Clang has actually started documenting these kinds of extensions: https://clang.llvm.org/docs/LanguageExtensions.html#language-extensions-back-ported-to-previous-standards. We already only discover breakages after the fact, so I don't see how that's relevant.

> As mentioned before, discussions on Discord often don't end in any conclusion/consensus before moving ahead.
> I really would like to see libc++ improve in this area. I've talked @ldionne privately about this in the past.

You were the only person to object to this. Everybody else who commented (Costa, Louis, Eric) was in favor of it.

> I think it would be very good to discuss some of these policies, the same like considering the removal of
> C++03 support. I agree these kind of changes make maintenance for us, the libc++ developers, a lot easier.
> However, what is the size of our community that are negatively affected by these changes?
> Since it's only discussed on Discord interested/affected parties may have missed the entire discussion.

We obviously don't know whether people are affected by this, but I would be very surprised if anybody was. We already assume lots of extensions specific to clang and GCC, and no vendor has expressed any concerns so far (also not with this patch).

> I think it's important to communicate these kind of changes upfront. We don't have a
> `_LIBCPP_DISABLE_FEATURE_CONDITIONAL_EXPLICIT_CONSTRUCTOR` like we do when we do in our normal deprecation.
> So if this breaks somebody after LLVM 17 is released they have no easy way to opt-out. IMO we should add
> that and keep it for (at least) two releases, just like we do with deprecation.
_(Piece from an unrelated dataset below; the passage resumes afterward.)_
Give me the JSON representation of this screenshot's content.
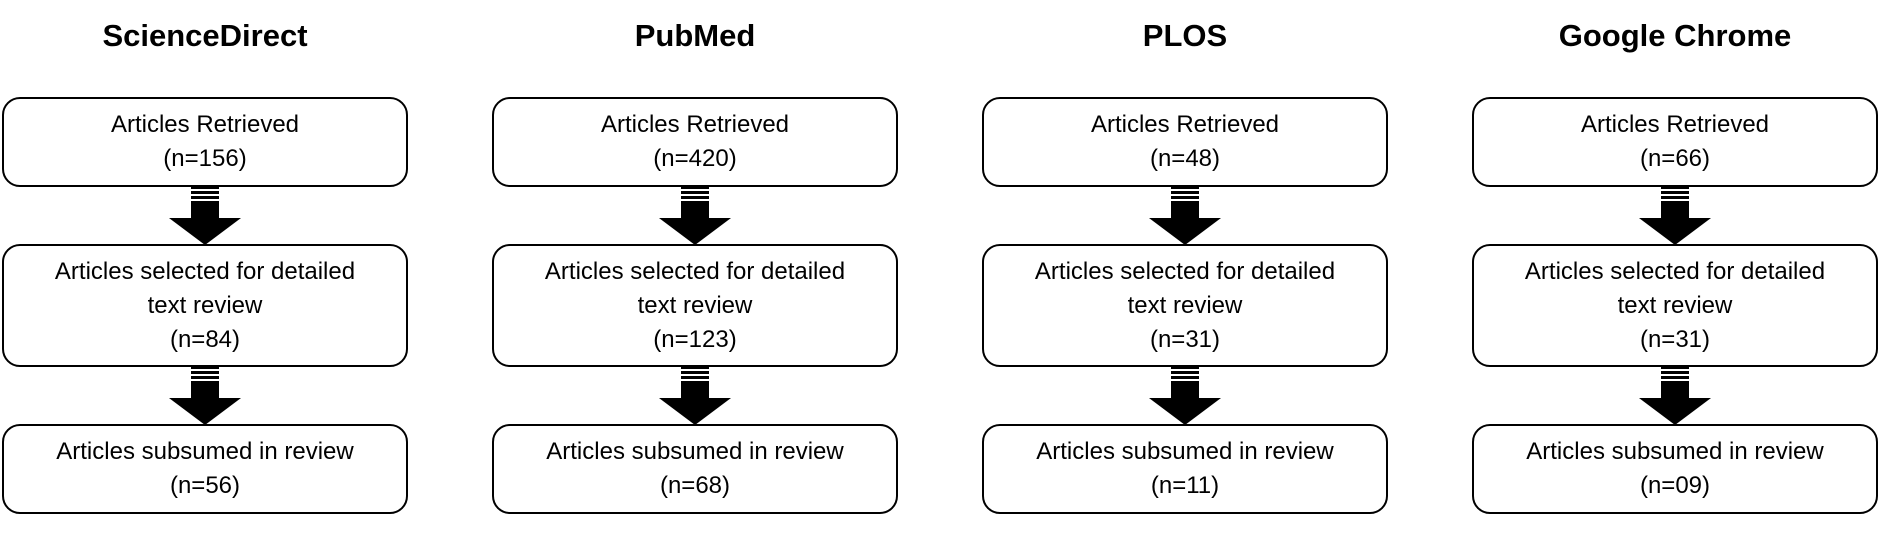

IMO that doesn't make sense. We only support Clang and GCC, which support these extensions, and vendors test everything pre-release. If anybody finds a problem with it, we can still revert. Even if that lets things fall through the cracks, we can still revert in 17.0.whatever, and the far majority of users won't have a problem.

> If we want to go in this direction we should document which extensions are allowed and which are not.
> Preferably after making sure what the policy of these undocumented compiler features for different vendors
> mean. Note that libc++ has removed backported features when they resulted in a maintenance burden.
> I don't expect that be as troublesome in compilers, but I'm not sure.
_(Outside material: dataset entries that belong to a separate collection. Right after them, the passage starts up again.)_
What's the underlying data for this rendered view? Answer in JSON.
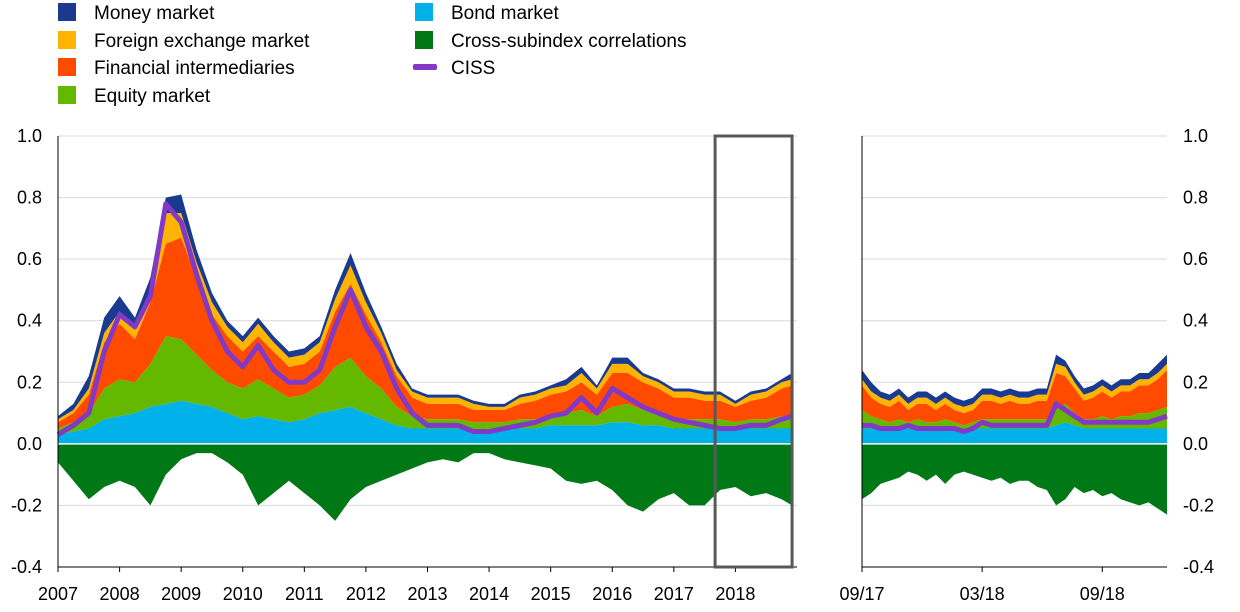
{
  "colors": {
    "money": "#1a3a8f",
    "fx": "#ffb400",
    "fin": "#ff4b00",
    "equity": "#65b800",
    "bond": "#00b1ea",
    "corr": "#007816",
    "ciss": "#8139c6",
    "grid": "#d9d9d9",
    "box": "#595959"
  },
  "legend": [
    {
      "key": "money",
      "label": "Money market",
      "kind": "square"
    },
    {
      "key": "fx",
      "label": "Foreign exchange market",
      "kind": "square"
    },
    {
      "key": "fin",
      "label": "Financial intermediaries",
      "kind": "square"
    },
    {
      "key": "equity",
      "label": "Equity market",
      "kind": "square"
    },
    {
      "key": "bond",
      "label": "Bond market",
      "kind": "square"
    },
    {
      "key": "corr",
      "label": "Cross-subindex correlations",
      "kind": "square"
    },
    {
      "key": "ciss",
      "label": "CISS",
      "kind": "line"
    }
  ],
  "chart_data": [
    {
      "type": "area",
      "panel": "long-run",
      "x_labels": [
        "2007",
        "2008",
        "2009",
        "2010",
        "2011",
        "2012",
        "2013",
        "2014",
        "2015",
        "2016",
        "2017",
        "2018"
      ],
      "ylim": [
        -0.4,
        1.0
      ],
      "y_ticks": [
        "1.0",
        "0.8",
        "0.6",
        "0.4",
        "0.2",
        "0.0",
        "-0.2",
        "-0.4"
      ],
      "y_tick_values": [
        1.0,
        0.8,
        0.6,
        0.4,
        0.2,
        0.0,
        -0.2,
        -0.4
      ],
      "highlight_box": {
        "from": 2017.67,
        "to": 2018.92
      },
      "x": [
        2007.0,
        2007.25,
        2007.5,
        2007.75,
        2008.0,
        2008.25,
        2008.5,
        2008.75,
        2009.0,
        2009.25,
        2009.5,
        2009.75,
        2010.0,
        2010.25,
        2010.5,
        2010.75,
        2011.0,
        2011.25,
        2011.5,
        2011.75,
        2012.0,
        2012.25,
        2012.5,
        2012.75,
        2013.0,
        2013.25,
        2013.5,
        2013.75,
        2014.0,
        2014.25,
        2014.5,
        2014.75,
        2015.0,
        2015.25,
        2015.5,
        2015.75,
        2016.0,
        2016.25,
        2016.5,
        2016.75,
        2017.0,
        2017.25,
        2017.5,
        2017.75,
        2018.0,
        2018.25,
        2018.5,
        2018.75,
        2018.92
      ],
      "series": [
        {
          "key": "bond",
          "values": [
            0.03,
            0.04,
            0.05,
            0.08,
            0.09,
            0.1,
            0.12,
            0.13,
            0.14,
            0.13,
            0.12,
            0.1,
            0.08,
            0.09,
            0.08,
            0.07,
            0.08,
            0.1,
            0.11,
            0.12,
            0.1,
            0.08,
            0.06,
            0.05,
            0.05,
            0.05,
            0.05,
            0.04,
            0.05,
            0.05,
            0.05,
            0.05,
            0.06,
            0.06,
            0.06,
            0.06,
            0.07,
            0.07,
            0.06,
            0.06,
            0.05,
            0.05,
            0.05,
            0.05,
            0.05,
            0.05,
            0.05,
            0.05,
            0.05
          ]
        },
        {
          "key": "equity",
          "values": [
            0.02,
            0.03,
            0.05,
            0.1,
            0.12,
            0.1,
            0.14,
            0.22,
            0.2,
            0.16,
            0.12,
            0.1,
            0.1,
            0.12,
            0.1,
            0.08,
            0.08,
            0.09,
            0.14,
            0.16,
            0.12,
            0.1,
            0.06,
            0.04,
            0.03,
            0.03,
            0.03,
            0.03,
            0.02,
            0.02,
            0.03,
            0.03,
            0.03,
            0.04,
            0.05,
            0.03,
            0.05,
            0.06,
            0.05,
            0.04,
            0.03,
            0.03,
            0.03,
            0.03,
            0.02,
            0.03,
            0.03,
            0.04,
            0.04
          ]
        },
        {
          "key": "fin",
          "values": [
            0.02,
            0.03,
            0.06,
            0.15,
            0.18,
            0.14,
            0.2,
            0.3,
            0.33,
            0.25,
            0.18,
            0.15,
            0.12,
            0.14,
            0.12,
            0.1,
            0.1,
            0.11,
            0.18,
            0.24,
            0.2,
            0.15,
            0.1,
            0.06,
            0.05,
            0.05,
            0.05,
            0.04,
            0.04,
            0.04,
            0.05,
            0.06,
            0.07,
            0.07,
            0.09,
            0.07,
            0.11,
            0.1,
            0.09,
            0.08,
            0.07,
            0.07,
            0.06,
            0.06,
            0.05,
            0.06,
            0.07,
            0.09,
            0.1
          ]
        },
        {
          "key": "fx",
          "values": [
            0.01,
            0.01,
            0.02,
            0.03,
            0.04,
            0.03,
            0.04,
            0.1,
            0.08,
            0.05,
            0.04,
            0.03,
            0.03,
            0.04,
            0.03,
            0.03,
            0.03,
            0.03,
            0.04,
            0.06,
            0.04,
            0.03,
            0.02,
            0.02,
            0.02,
            0.02,
            0.02,
            0.02,
            0.01,
            0.01,
            0.02,
            0.02,
            0.02,
            0.02,
            0.03,
            0.02,
            0.03,
            0.03,
            0.02,
            0.02,
            0.02,
            0.02,
            0.02,
            0.02,
            0.01,
            0.02,
            0.02,
            0.02,
            0.02
          ]
        },
        {
          "key": "money",
          "values": [
            0.01,
            0.02,
            0.04,
            0.05,
            0.05,
            0.04,
            0.04,
            0.05,
            0.06,
            0.04,
            0.03,
            0.02,
            0.02,
            0.02,
            0.02,
            0.02,
            0.02,
            0.02,
            0.03,
            0.04,
            0.03,
            0.02,
            0.02,
            0.01,
            0.01,
            0.01,
            0.01,
            0.01,
            0.01,
            0.01,
            0.01,
            0.01,
            0.01,
            0.02,
            0.02,
            0.01,
            0.02,
            0.02,
            0.01,
            0.01,
            0.01,
            0.01,
            0.01,
            0.01,
            0.01,
            0.01,
            0.01,
            0.01,
            0.02
          ]
        },
        {
          "key": "corr",
          "values": [
            -0.06,
            -0.12,
            -0.18,
            -0.14,
            -0.12,
            -0.14,
            -0.2,
            -0.1,
            -0.05,
            -0.03,
            -0.03,
            -0.06,
            -0.1,
            -0.2,
            -0.16,
            -0.12,
            -0.16,
            -0.2,
            -0.25,
            -0.18,
            -0.14,
            -0.12,
            -0.1,
            -0.08,
            -0.06,
            -0.05,
            -0.06,
            -0.03,
            -0.03,
            -0.05,
            -0.06,
            -0.07,
            -0.08,
            -0.12,
            -0.13,
            -0.12,
            -0.15,
            -0.2,
            -0.22,
            -0.18,
            -0.16,
            -0.2,
            -0.2,
            -0.15,
            -0.14,
            -0.17,
            -0.16,
            -0.18,
            -0.2
          ]
        },
        {
          "key": "ciss",
          "values": [
            0.03,
            0.06,
            0.1,
            0.3,
            0.42,
            0.38,
            0.48,
            0.78,
            0.72,
            0.55,
            0.4,
            0.3,
            0.25,
            0.32,
            0.24,
            0.2,
            0.2,
            0.24,
            0.38,
            0.5,
            0.38,
            0.3,
            0.18,
            0.1,
            0.06,
            0.06,
            0.06,
            0.04,
            0.04,
            0.05,
            0.06,
            0.07,
            0.09,
            0.1,
            0.15,
            0.1,
            0.18,
            0.15,
            0.12,
            0.1,
            0.08,
            0.07,
            0.06,
            0.05,
            0.05,
            0.06,
            0.06,
            0.08,
            0.09
          ]
        }
      ]
    },
    {
      "type": "area",
      "panel": "zoom",
      "x_labels": [
        "09/17",
        "03/18",
        "09/18"
      ],
      "x_label_positions": [
        0,
        26,
        52
      ],
      "ylim": [
        -0.4,
        1.0
      ],
      "y_ticks": [
        "1.0",
        "0.8",
        "0.6",
        "0.4",
        "0.2",
        "0.0",
        "-0.2",
        "-0.4"
      ],
      "y_tick_values": [
        1.0,
        0.8,
        0.6,
        0.4,
        0.2,
        0.0,
        -0.2,
        -0.4
      ],
      "x": [
        0,
        2,
        4,
        6,
        8,
        10,
        12,
        14,
        16,
        18,
        20,
        22,
        24,
        26,
        28,
        30,
        32,
        34,
        36,
        38,
        40,
        42,
        44,
        46,
        48,
        50,
        52,
        54,
        56,
        58,
        60,
        62,
        64,
        66
      ],
      "series": [
        {
          "key": "bond",
          "values": [
            0.05,
            0.05,
            0.05,
            0.05,
            0.05,
            0.05,
            0.05,
            0.05,
            0.05,
            0.05,
            0.05,
            0.04,
            0.05,
            0.05,
            0.05,
            0.05,
            0.05,
            0.05,
            0.05,
            0.05,
            0.05,
            0.06,
            0.07,
            0.06,
            0.05,
            0.05,
            0.05,
            0.05,
            0.05,
            0.05,
            0.05,
            0.05,
            0.05,
            0.05
          ]
        },
        {
          "key": "equity",
          "values": [
            0.06,
            0.04,
            0.03,
            0.02,
            0.03,
            0.02,
            0.03,
            0.02,
            0.02,
            0.03,
            0.02,
            0.02,
            0.02,
            0.03,
            0.03,
            0.03,
            0.03,
            0.03,
            0.03,
            0.03,
            0.03,
            0.05,
            0.06,
            0.04,
            0.03,
            0.03,
            0.04,
            0.03,
            0.04,
            0.04,
            0.05,
            0.05,
            0.06,
            0.07
          ]
        },
        {
          "key": "fin",
          "values": [
            0.08,
            0.06,
            0.05,
            0.05,
            0.06,
            0.04,
            0.05,
            0.06,
            0.04,
            0.05,
            0.04,
            0.04,
            0.04,
            0.06,
            0.06,
            0.05,
            0.06,
            0.05,
            0.05,
            0.06,
            0.06,
            0.12,
            0.09,
            0.08,
            0.06,
            0.07,
            0.08,
            0.07,
            0.08,
            0.08,
            0.09,
            0.09,
            0.1,
            0.12
          ]
        },
        {
          "key": "fx",
          "values": [
            0.02,
            0.02,
            0.02,
            0.02,
            0.02,
            0.02,
            0.02,
            0.02,
            0.02,
            0.02,
            0.02,
            0.02,
            0.02,
            0.02,
            0.02,
            0.02,
            0.02,
            0.02,
            0.02,
            0.02,
            0.02,
            0.03,
            0.03,
            0.02,
            0.02,
            0.02,
            0.02,
            0.02,
            0.02,
            0.02,
            0.02,
            0.02,
            0.02,
            0.02
          ]
        },
        {
          "key": "money",
          "values": [
            0.03,
            0.03,
            0.02,
            0.02,
            0.02,
            0.02,
            0.02,
            0.02,
            0.02,
            0.02,
            0.02,
            0.02,
            0.02,
            0.02,
            0.02,
            0.02,
            0.02,
            0.02,
            0.02,
            0.02,
            0.02,
            0.03,
            0.02,
            0.02,
            0.02,
            0.02,
            0.02,
            0.02,
            0.02,
            0.02,
            0.02,
            0.02,
            0.03,
            0.03
          ]
        },
        {
          "key": "corr",
          "values": [
            -0.18,
            -0.16,
            -0.13,
            -0.12,
            -0.11,
            -0.09,
            -0.1,
            -0.12,
            -0.1,
            -0.13,
            -0.1,
            -0.09,
            -0.1,
            -0.11,
            -0.12,
            -0.11,
            -0.13,
            -0.12,
            -0.12,
            -0.14,
            -0.15,
            -0.2,
            -0.18,
            -0.14,
            -0.16,
            -0.15,
            -0.17,
            -0.16,
            -0.18,
            -0.19,
            -0.2,
            -0.19,
            -0.21,
            -0.23
          ]
        },
        {
          "key": "ciss",
          "values": [
            0.06,
            0.06,
            0.05,
            0.05,
            0.05,
            0.06,
            0.05,
            0.05,
            0.05,
            0.05,
            0.05,
            0.04,
            0.05,
            0.07,
            0.06,
            0.06,
            0.06,
            0.06,
            0.06,
            0.06,
            0.06,
            0.13,
            0.11,
            0.09,
            0.07,
            0.07,
            0.07,
            0.07,
            0.07,
            0.07,
            0.07,
            0.07,
            0.08,
            0.09
          ]
        }
      ]
    }
  ]
}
If I understand @aaron.ballman's comments correctly, they consider all documented extensions to be very hard to impossible to remove, and AFAICT quite easy to keep support for (at least for the from-later-standards ones). If you want, we can reach out to GCC folks to make sure they don't see things drastically different (which I don't expect given the amount of, even non-conforming, GNU extensions).